Sunday, September 04, 2005

Rehnquist

From the NY Times cover story on the death of Chief Justice Rehnquist:

Kathleen Arburg, the court's public information officer, said Chief Justice Rehnquist, 80, had died at his home in Arlington, Va., surrounded by his three children (italics mine)

Why 'surrounded' I wonder? To begin with, it is even possible to be surrounded by just three people? And even if it is, why would you say your children surrounded - as if it was something you couldn't get out of?

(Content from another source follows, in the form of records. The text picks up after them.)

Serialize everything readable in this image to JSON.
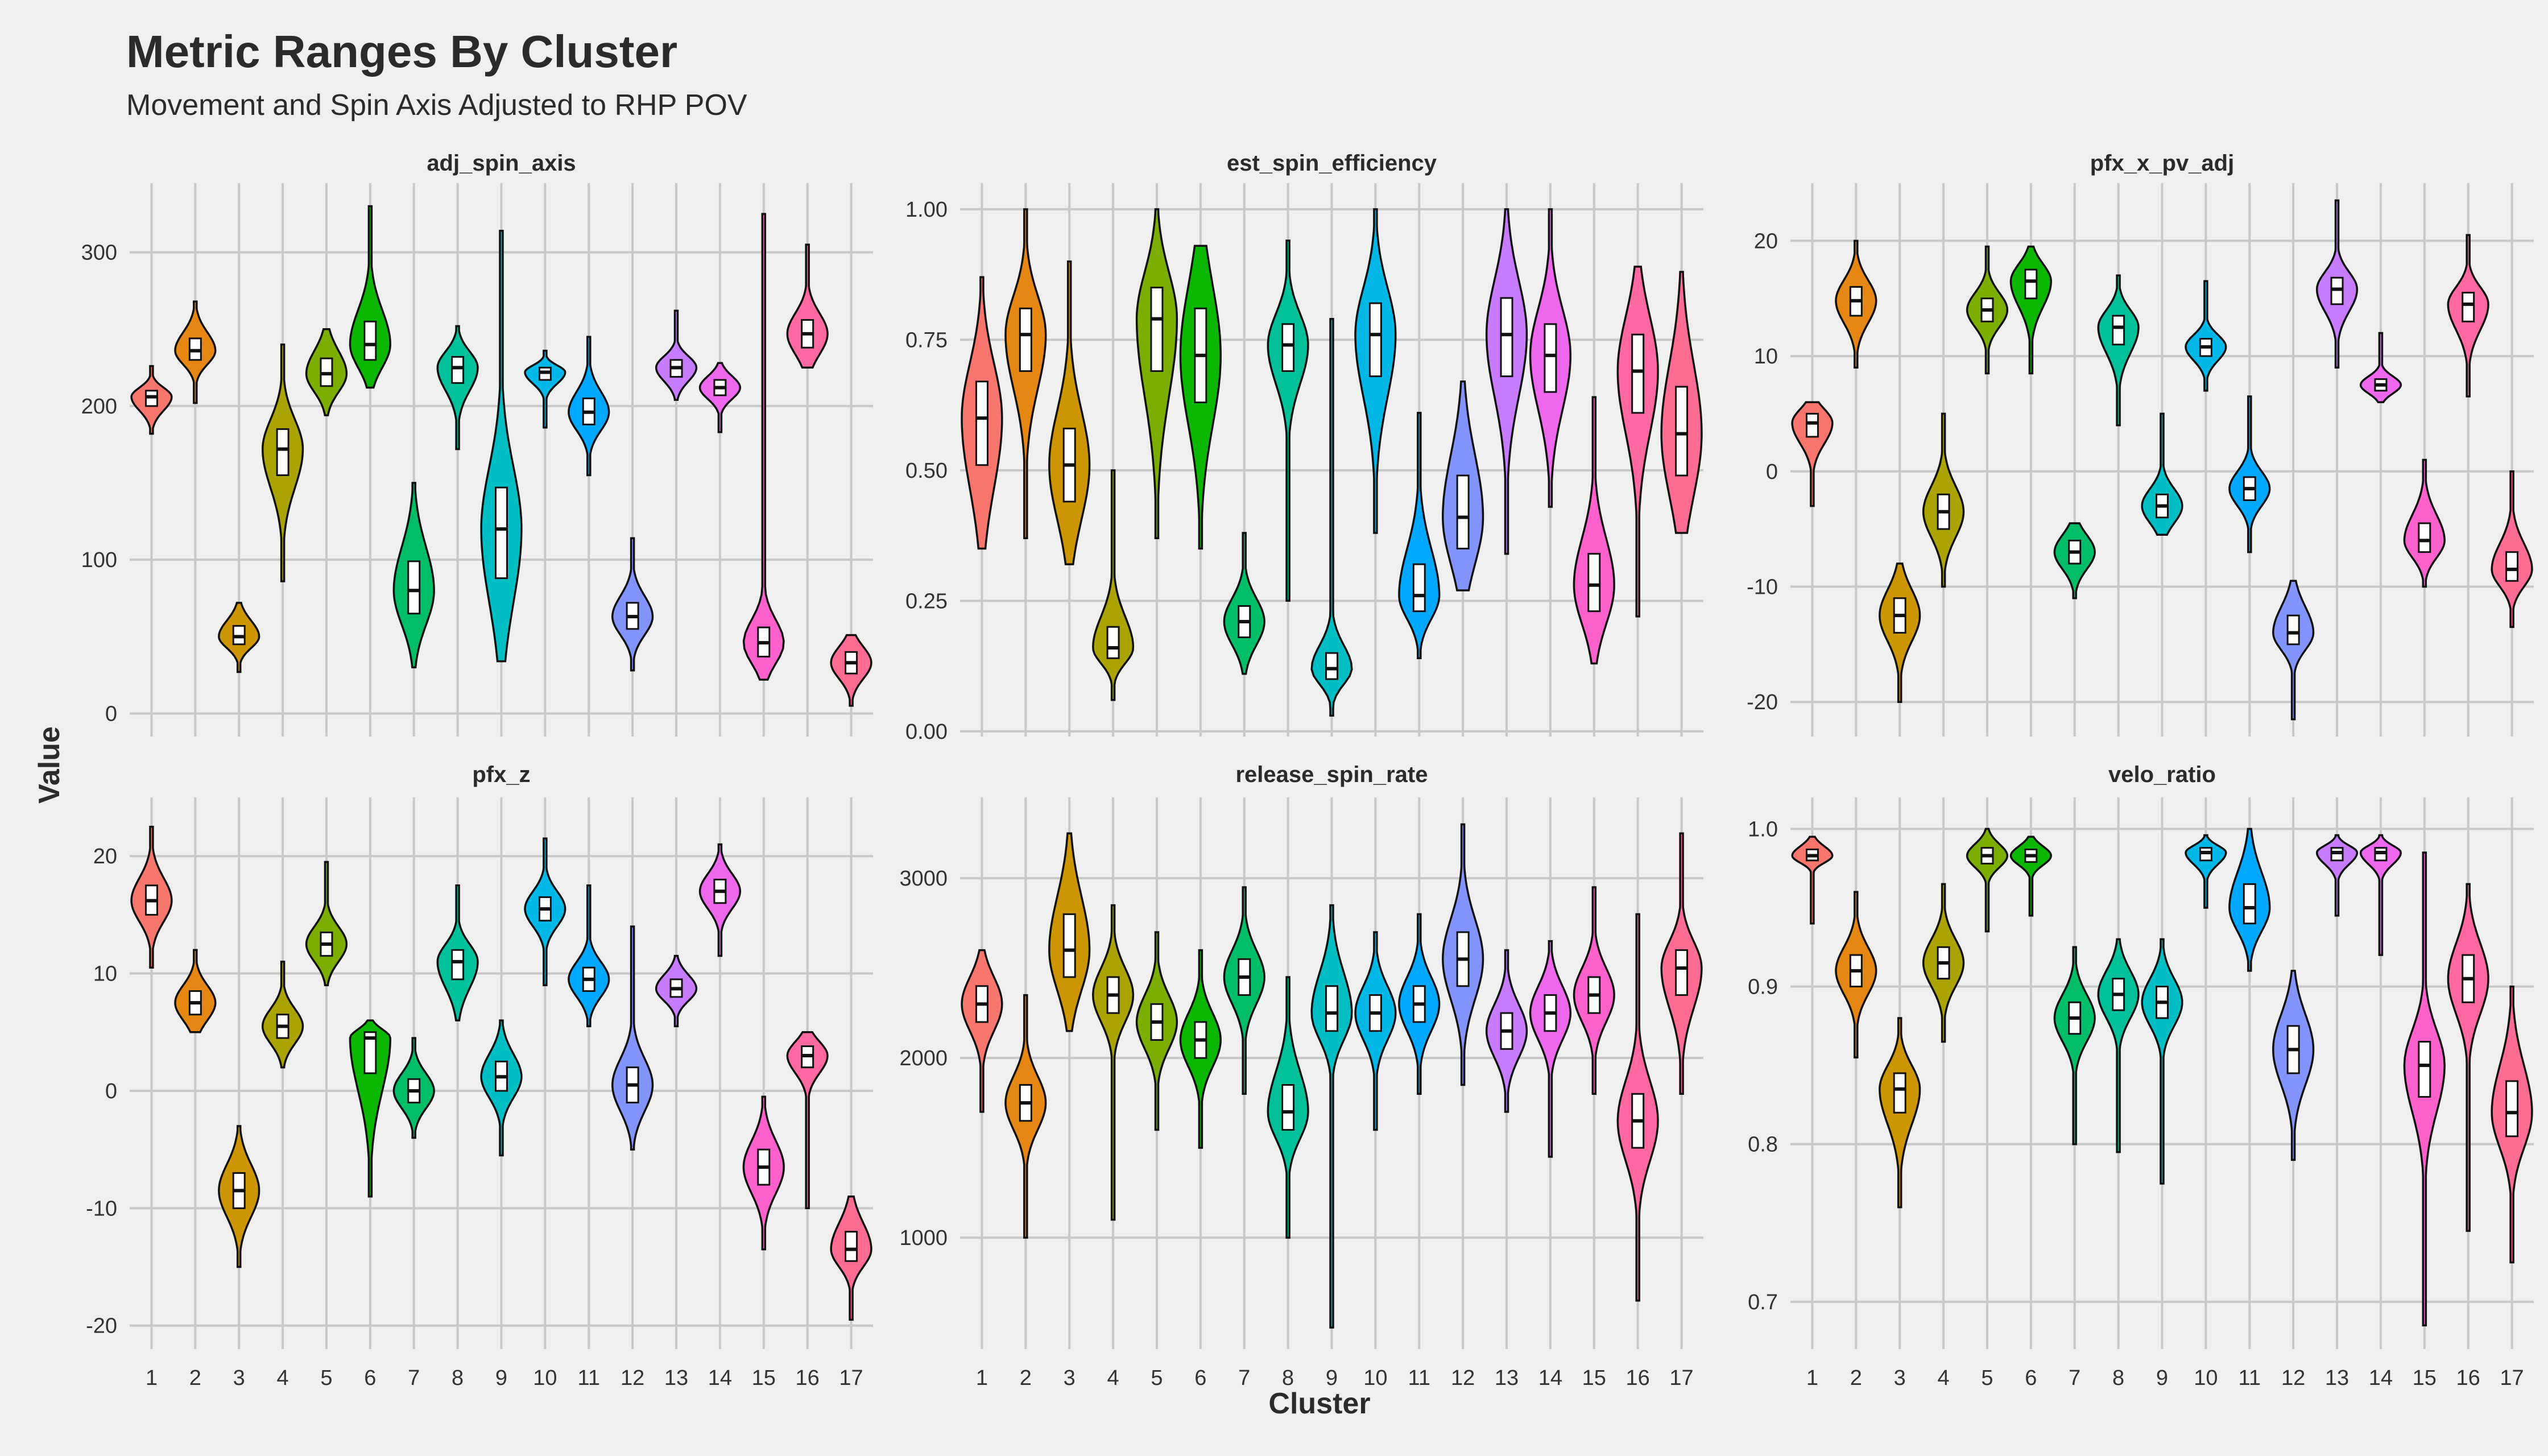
{
  "title": "Metric Ranges By Cluster",
  "subtitle": "Movement and Spin Axis Adjusted to RHP POV",
  "chart_data": {
    "type": "violin",
    "xlabel": "Cluster",
    "ylabel": "Value",
    "categories": [
      "1",
      "2",
      "3",
      "4",
      "5",
      "6",
      "7",
      "8",
      "9",
      "10",
      "11",
      "12",
      "13",
      "14",
      "15",
      "16",
      "17"
    ],
    "colors": [
      "#F8766D",
      "#E68613",
      "#CD9600",
      "#ABA300",
      "#7CAE00",
      "#0CB702",
      "#00BE67",
      "#00C19A",
      "#00BFC4",
      "#00B8E7",
      "#00A9FF",
      "#8494FF",
      "#C77CFF",
      "#ED68ED",
      "#FF61CC",
      "#FF68A1",
      "#FF6C91"
    ],
    "panels": [
      {
        "name": "adj_spin_axis",
        "ylim": [
          -15,
          345
        ],
        "yticks": [
          0,
          100,
          200,
          300
        ],
        "ytick_labels": [
          "0",
          "100",
          "200",
          "300"
        ],
        "stats": [
          {
            "min": 182,
            "q1": 200,
            "med": 206,
            "q3": 210,
            "max": 226
          },
          {
            "min": 202,
            "q1": 230,
            "med": 236,
            "q3": 244,
            "max": 268
          },
          {
            "min": 27,
            "q1": 45,
            "med": 50,
            "q3": 57,
            "max": 72
          },
          {
            "min": 86,
            "q1": 155,
            "med": 172,
            "q3": 185,
            "max": 240
          },
          {
            "min": 194,
            "q1": 213,
            "med": 221,
            "q3": 231,
            "max": 250
          },
          {
            "min": 212,
            "q1": 230,
            "med": 240,
            "q3": 255,
            "max": 330
          },
          {
            "min": 30,
            "q1": 65,
            "med": 80,
            "q3": 99,
            "max": 150
          },
          {
            "min": 172,
            "q1": 215,
            "med": 225,
            "q3": 232,
            "max": 252
          },
          {
            "min": 34,
            "q1": 88,
            "med": 120,
            "q3": 147,
            "max": 314
          },
          {
            "min": 186,
            "q1": 217,
            "med": 222,
            "q3": 225,
            "max": 236
          },
          {
            "min": 155,
            "q1": 188,
            "med": 196,
            "q3": 205,
            "max": 245
          },
          {
            "min": 28,
            "q1": 55,
            "med": 63,
            "q3": 72,
            "max": 114
          },
          {
            "min": 204,
            "q1": 219,
            "med": 225,
            "q3": 230,
            "max": 262
          },
          {
            "min": 183,
            "q1": 207,
            "med": 212,
            "q3": 217,
            "max": 228
          },
          {
            "min": 22,
            "q1": 37,
            "med": 46,
            "q3": 56,
            "max": 325
          },
          {
            "min": 225,
            "q1": 238,
            "med": 247,
            "q3": 256,
            "max": 305
          },
          {
            "min": 5,
            "q1": 26,
            "med": 33,
            "q3": 40,
            "max": 51
          }
        ]
      },
      {
        "name": "est_spin_efficiency",
        "ylim": [
          -0.01,
          1.05
        ],
        "yticks": [
          0,
          0.25,
          0.5,
          0.75,
          1
        ],
        "ytick_labels": [
          "0.00",
          "0.25",
          "0.50",
          "0.75",
          "1.00"
        ],
        "stats": [
          {
            "min": 0.35,
            "q1": 0.51,
            "med": 0.6,
            "q3": 0.67,
            "max": 0.87
          },
          {
            "min": 0.37,
            "q1": 0.69,
            "med": 0.76,
            "q3": 0.81,
            "max": 1.0
          },
          {
            "min": 0.32,
            "q1": 0.44,
            "med": 0.51,
            "q3": 0.58,
            "max": 0.9
          },
          {
            "min": 0.06,
            "q1": 0.14,
            "med": 0.16,
            "q3": 0.2,
            "max": 0.5
          },
          {
            "min": 0.37,
            "q1": 0.69,
            "med": 0.79,
            "q3": 0.85,
            "max": 1.0
          },
          {
            "min": 0.35,
            "q1": 0.63,
            "med": 0.72,
            "q3": 0.81,
            "max": 0.93
          },
          {
            "min": 0.11,
            "q1": 0.18,
            "med": 0.21,
            "q3": 0.24,
            "max": 0.38
          },
          {
            "min": 0.25,
            "q1": 0.69,
            "med": 0.74,
            "q3": 0.78,
            "max": 0.94
          },
          {
            "min": 0.03,
            "q1": 0.1,
            "med": 0.12,
            "q3": 0.15,
            "max": 0.79
          },
          {
            "min": 0.38,
            "q1": 0.68,
            "med": 0.76,
            "q3": 0.82,
            "max": 1.0
          },
          {
            "min": 0.14,
            "q1": 0.23,
            "med": 0.26,
            "q3": 0.32,
            "max": 0.61
          },
          {
            "min": 0.27,
            "q1": 0.35,
            "med": 0.41,
            "q3": 0.49,
            "max": 0.67
          },
          {
            "min": 0.34,
            "q1": 0.68,
            "med": 0.76,
            "q3": 0.83,
            "max": 1.0
          },
          {
            "min": 0.43,
            "q1": 0.65,
            "med": 0.72,
            "q3": 0.78,
            "max": 1.0
          },
          {
            "min": 0.13,
            "q1": 0.23,
            "med": 0.28,
            "q3": 0.34,
            "max": 0.64
          },
          {
            "min": 0.22,
            "q1": 0.61,
            "med": 0.69,
            "q3": 0.76,
            "max": 0.89
          },
          {
            "min": 0.38,
            "q1": 0.49,
            "med": 0.57,
            "q3": 0.66,
            "max": 0.88
          }
        ]
      },
      {
        "name": "pfx_x_pv_adj",
        "ylim": [
          -23,
          25
        ],
        "yticks": [
          -20,
          -10,
          0,
          10,
          20
        ],
        "ytick_labels": [
          "-20",
          "-10",
          "0",
          "10",
          "20"
        ],
        "stats": [
          {
            "min": -3,
            "q1": 3,
            "med": 4.2,
            "q3": 5,
            "max": 6
          },
          {
            "min": 9,
            "q1": 13.5,
            "med": 14.8,
            "q3": 16,
            "max": 20
          },
          {
            "min": -20,
            "q1": -14,
            "med": -12.5,
            "q3": -11,
            "max": -8
          },
          {
            "min": -10,
            "q1": -5,
            "med": -3.5,
            "q3": -2,
            "max": 5
          },
          {
            "min": 8.5,
            "q1": 13,
            "med": 14,
            "q3": 15,
            "max": 19.5
          },
          {
            "min": 8.5,
            "q1": 15,
            "med": 16.5,
            "q3": 17.5,
            "max": 19.5
          },
          {
            "min": -11,
            "q1": -8,
            "med": -7,
            "q3": -6,
            "max": -4.5
          },
          {
            "min": 4,
            "q1": 11,
            "med": 12.5,
            "q3": 13.5,
            "max": 17
          },
          {
            "min": -5.5,
            "q1": -4,
            "med": -3,
            "q3": -2,
            "max": 5
          },
          {
            "min": 7,
            "q1": 10,
            "med": 10.8,
            "q3": 11.5,
            "max": 16.5
          },
          {
            "min": -7,
            "q1": -2.5,
            "med": -1.5,
            "q3": -0.5,
            "max": 6.5
          },
          {
            "min": -21.5,
            "q1": -15,
            "med": -14,
            "q3": -12.5,
            "max": -9.5
          },
          {
            "min": 9,
            "q1": 14.5,
            "med": 15.8,
            "q3": 16.8,
            "max": 23.5
          },
          {
            "min": 6,
            "q1": 7,
            "med": 7.5,
            "q3": 8,
            "max": 12
          },
          {
            "min": -10,
            "q1": -7,
            "med": -6,
            "q3": -4.5,
            "max": 1
          },
          {
            "min": 6.5,
            "q1": 13,
            "med": 14.5,
            "q3": 15.5,
            "max": 20.5
          },
          {
            "min": -13.5,
            "q1": -9.5,
            "med": -8.5,
            "q3": -7,
            "max": 0
          }
        ]
      },
      {
        "name": "pfx_z",
        "ylim": [
          -22,
          25
        ],
        "yticks": [
          -20,
          -10,
          0,
          10,
          20
        ],
        "ytick_labels": [
          "-20",
          "-10",
          "0",
          "10",
          "20"
        ],
        "stats": [
          {
            "min": 10.5,
            "q1": 15,
            "med": 16.2,
            "q3": 17.5,
            "max": 22.5
          },
          {
            "min": 5,
            "q1": 6.5,
            "med": 7.5,
            "q3": 8.5,
            "max": 12
          },
          {
            "min": -15,
            "q1": -10,
            "med": -8.5,
            "q3": -7,
            "max": -3
          },
          {
            "min": 2,
            "q1": 4.5,
            "med": 5.5,
            "q3": 6.5,
            "max": 11
          },
          {
            "min": 9,
            "q1": 11.5,
            "med": 12.5,
            "q3": 13.5,
            "max": 19.5
          },
          {
            "min": -9,
            "q1": 1.5,
            "med": 4.5,
            "q3": 5,
            "max": 6
          },
          {
            "min": -4,
            "q1": -1,
            "med": 0,
            "q3": 1,
            "max": 4.5
          },
          {
            "min": 6,
            "q1": 9.5,
            "med": 11,
            "q3": 12,
            "max": 17.5
          },
          {
            "min": -5.5,
            "q1": 0,
            "med": 1.2,
            "q3": 2.5,
            "max": 6
          },
          {
            "min": 9,
            "q1": 14.5,
            "med": 15.5,
            "q3": 16.5,
            "max": 21.5
          },
          {
            "min": 5.5,
            "q1": 8.5,
            "med": 9.5,
            "q3": 10.5,
            "max": 17.5
          },
          {
            "min": -5,
            "q1": -1,
            "med": 0.5,
            "q3": 2,
            "max": 14
          },
          {
            "min": 5.5,
            "q1": 8,
            "med": 8.7,
            "q3": 9.5,
            "max": 11.5
          },
          {
            "min": 11.5,
            "q1": 16,
            "med": 17,
            "q3": 18,
            "max": 21
          },
          {
            "min": -13.5,
            "q1": -8,
            "med": -6.5,
            "q3": -5,
            "max": -0.5
          },
          {
            "min": -10,
            "q1": 2,
            "med": 3,
            "q3": 3.8,
            "max": 5
          },
          {
            "min": -19.5,
            "q1": -14.5,
            "med": -13.5,
            "q3": -12,
            "max": -9
          }
        ]
      },
      {
        "name": "release_spin_rate",
        "ylim": [
          380,
          3450
        ],
        "yticks": [
          1000,
          2000,
          3000
        ],
        "ytick_labels": [
          "1000",
          "2000",
          "3000"
        ],
        "stats": [
          {
            "min": 1700,
            "q1": 2200,
            "med": 2300,
            "q3": 2400,
            "max": 2600
          },
          {
            "min": 1000,
            "q1": 1650,
            "med": 1750,
            "q3": 1850,
            "max": 2350
          },
          {
            "min": 2150,
            "q1": 2450,
            "med": 2600,
            "q3": 2800,
            "max": 3250
          },
          {
            "min": 1100,
            "q1": 2250,
            "med": 2350,
            "q3": 2450,
            "max": 2850
          },
          {
            "min": 1600,
            "q1": 2100,
            "med": 2200,
            "q3": 2300,
            "max": 2700
          },
          {
            "min": 1500,
            "q1": 2000,
            "med": 2100,
            "q3": 2200,
            "max": 2600
          },
          {
            "min": 1800,
            "q1": 2350,
            "med": 2450,
            "q3": 2550,
            "max": 2950
          },
          {
            "min": 1000,
            "q1": 1600,
            "med": 1700,
            "q3": 1850,
            "max": 2450
          },
          {
            "min": 500,
            "q1": 2150,
            "med": 2250,
            "q3": 2400,
            "max": 2850
          },
          {
            "min": 1600,
            "q1": 2150,
            "med": 2250,
            "q3": 2350,
            "max": 2700
          },
          {
            "min": 1800,
            "q1": 2200,
            "med": 2300,
            "q3": 2400,
            "max": 2800
          },
          {
            "min": 1850,
            "q1": 2400,
            "med": 2550,
            "q3": 2700,
            "max": 3300
          },
          {
            "min": 1700,
            "q1": 2050,
            "med": 2150,
            "q3": 2250,
            "max": 2600
          },
          {
            "min": 1450,
            "q1": 2150,
            "med": 2250,
            "q3": 2350,
            "max": 2650
          },
          {
            "min": 1800,
            "q1": 2250,
            "med": 2350,
            "q3": 2450,
            "max": 2950
          },
          {
            "min": 650,
            "q1": 1500,
            "med": 1650,
            "q3": 1800,
            "max": 2800
          },
          {
            "min": 1800,
            "q1": 2350,
            "med": 2500,
            "q3": 2600,
            "max": 3250
          }
        ]
      },
      {
        "name": "velo_ratio",
        "ylim": [
          0.67,
          1.02
        ],
        "yticks": [
          0.7,
          0.8,
          0.9,
          1.0
        ],
        "ytick_labels": [
          "0.7",
          "0.8",
          "0.9",
          "1.0"
        ],
        "stats": [
          {
            "min": 0.94,
            "q1": 0.98,
            "med": 0.983,
            "q3": 0.987,
            "max": 0.995
          },
          {
            "min": 0.855,
            "q1": 0.9,
            "med": 0.91,
            "q3": 0.92,
            "max": 0.96
          },
          {
            "min": 0.76,
            "q1": 0.82,
            "med": 0.835,
            "q3": 0.845,
            "max": 0.88
          },
          {
            "min": 0.865,
            "q1": 0.905,
            "med": 0.915,
            "q3": 0.925,
            "max": 0.965
          },
          {
            "min": 0.935,
            "q1": 0.978,
            "med": 0.983,
            "q3": 0.988,
            "max": 1.0
          },
          {
            "min": 0.945,
            "q1": 0.979,
            "med": 0.983,
            "q3": 0.987,
            "max": 0.995
          },
          {
            "min": 0.8,
            "q1": 0.87,
            "med": 0.88,
            "q3": 0.89,
            "max": 0.925
          },
          {
            "min": 0.795,
            "q1": 0.885,
            "med": 0.895,
            "q3": 0.905,
            "max": 0.93
          },
          {
            "min": 0.775,
            "q1": 0.88,
            "med": 0.89,
            "q3": 0.9,
            "max": 0.93
          },
          {
            "min": 0.95,
            "q1": 0.98,
            "med": 0.985,
            "q3": 0.988,
            "max": 0.996
          },
          {
            "min": 0.91,
            "q1": 0.94,
            "med": 0.95,
            "q3": 0.965,
            "max": 1.0
          },
          {
            "min": 0.79,
            "q1": 0.845,
            "med": 0.86,
            "q3": 0.875,
            "max": 0.91
          },
          {
            "min": 0.945,
            "q1": 0.98,
            "med": 0.985,
            "q3": 0.988,
            "max": 0.996
          },
          {
            "min": 0.92,
            "q1": 0.98,
            "med": 0.985,
            "q3": 0.988,
            "max": 0.996
          },
          {
            "min": 0.685,
            "q1": 0.83,
            "med": 0.85,
            "q3": 0.865,
            "max": 0.985
          },
          {
            "min": 0.745,
            "q1": 0.89,
            "med": 0.905,
            "q3": 0.92,
            "max": 0.965
          },
          {
            "min": 0.725,
            "q1": 0.805,
            "med": 0.82,
            "q3": 0.84,
            "max": 0.9
          }
        ]
      }
    ]
  }
}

I'm sure Rehnquist was very noble and respectable man (despite being a staunch conservative) - so it's unfortunate that the memory his name conjures up for me comes straight from Gore Vidal's Myron, where, in conformity to legislation on obscenity by the Supreme Court, the word rehnquist is used to refer to a portion of male genitalia! Just goes to show you why it's not a good idea to piss off novelists.

2 comments:

Heh Heh said...

"despite being a staunch conservative"
snarky political statement, eh?

Falstaff said...

Ya, ya, totally.

It always pays to be magnanimous to the dead - witness Mark Antony's speech over Brutus' dead body in Julius Caesar (the "this was the noblest Roman of them all". P.S. I just raised an army against him and hunted him down till he killed himself. But that doesn't mean I didn't have RESPECT for him!)